Hélio Consolaro é professor, jornalista e escritor. Araçatuba-SP
Andava por uma avenida de minha cidade, quando o sinal fechou. E um sujeito pediu dinheiro para a picape da frente. A pobreza ficou mais intensa ultimamente.
O motorista abriu o vidro e deu ao morador de rua, sujeito marginalizado, sei lá como classificar o pedinte, não com uma moeda de 25 centavos, mas deu uma nota de dois reais.
Dois reais? Poderia ser uma de cem, pois suas colorações são parecidas. Não podia ser a maior, mas a menor, que já era um exagero. Eu não teria a coragem de dar como esmola dois reais, imagine cem!
Por que o motorista da picape deu dois reais? Falta de moedas? Ou ele quis deixar o pedinte contente. Arrumei uma desculpa para a minha avareza.
Na verdade, dou quase cem reais todo mês às entidades filantrópicas: Ritinha Prates, Asilo São Vicente, Aadefa e assim vai. Todo mês tocam a campainha lá de casa.
Mas o motorista caridoso não deve gostar de dar dinheiro a entidades, deve pensar: "seus dirigentes são todos ladrões". Faz caridade sem intermediário. Dizem que a gente julga os outros conforme agimos em nosso cotidiano. Então, será que o motorista caridoso é ladrão? Não sei, não o conheço.
Mas sempre houve pessoas que consideram ter a vida que ela mesma construiu sozinha. Tais criaturas não sabem (ou não têm consciência de) que o homem é um ser social, que seu café da manhã é resultado do trabalho coletivo (plantar o trigo, colher, moer, transportar, fazer o pão, pô-lo no balcão...), que mesmo pagando pelo pãozinho, seria uma lástima se não tivesse quem a fabricasse, ninguém come dinheiro.
Esse pessoal sem consciência coletiva não faz crônica no blog ou publica-a no jornal, ela é vomitada na mesa do boteco diariamente. Agora tem um tal de Facebook, Whatsaap que para muitos são conversas informais.

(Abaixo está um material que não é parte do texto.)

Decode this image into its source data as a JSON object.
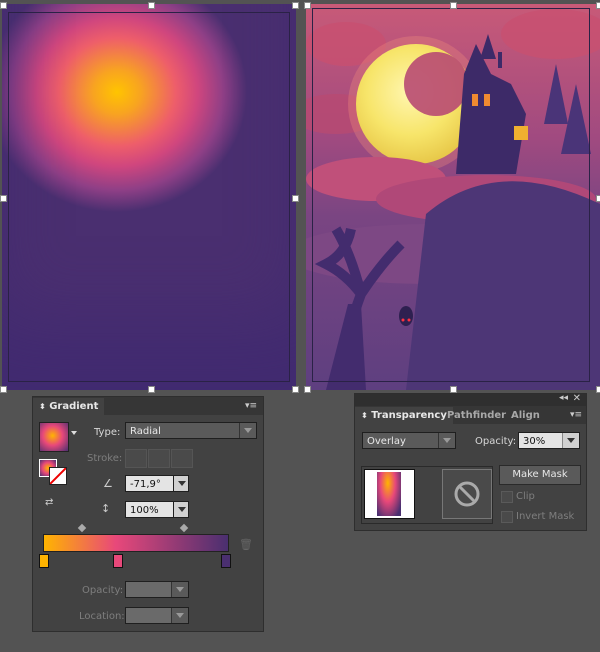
{
  "gradient_panel": {
    "tab_label": "Gradient",
    "type_label": "Type:",
    "type_value": "Radial",
    "stroke_label": "Stroke:",
    "angle_value": "-71,9°",
    "aspect_value": "100%",
    "opacity_label": "Opacity:",
    "location_label": "Location:",
    "stops": [
      {
        "color": "#ffb400",
        "location": 0
      },
      {
        "color": "#e8487a",
        "location": 0.39
      },
      {
        "color": "#4a2f70",
        "location": 1
      }
    ]
  },
  "transparency_panel": {
    "tabs": [
      "Transparency",
      "Pathfinder",
      "Align"
    ],
    "blend_mode": "Overlay",
    "opacity_label": "Opacity:",
    "opacity_value": "30%",
    "make_mask_label": "Make Mask",
    "clip_label": "Clip",
    "invert_mask_label": "Invert Mask"
  },
  "colors": {
    "panel_bg": "#424242",
    "workspace_bg": "#535353",
    "gradient_start": "#ffb400",
    "gradient_mid": "#e8487a",
    "gradient_end": "#4a2f70"
  }
}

O mundo de pessoas assim são elas mesmas e os seus. Se o mundo acabar, dirá que se mudará para Portugal. A separação entre público e privado não tem muito sentido para elas. Se ganhou a eleição, tem que roubar mesmo...
O problema é que sempre os mais sabidos governaram, agora, num cochilo, a "plebe ignara" assumiu o poder, elegeu até presidente e a hipocrisia deixou de ser regra, o negócio é falar na cara. Nada de racionalidade.
O sinal abriu. A picape acelerou, eu a segui enquanto o destino foi comum. Lá mais adiante, cada um pegou um rumo diferente.
Estou contando o caso aqui, para você, caro leitor, porque certamente o motorista da picape fará isso numa roda de amigos, falando alguns palavrões. E concluirá: "Se é para dar dinheiro pra pobre, que seja feito direto, sem passar por outras mãos".
E assim estamos vivendo com cara de paisagem. Os votos inválidos dominando os válidos.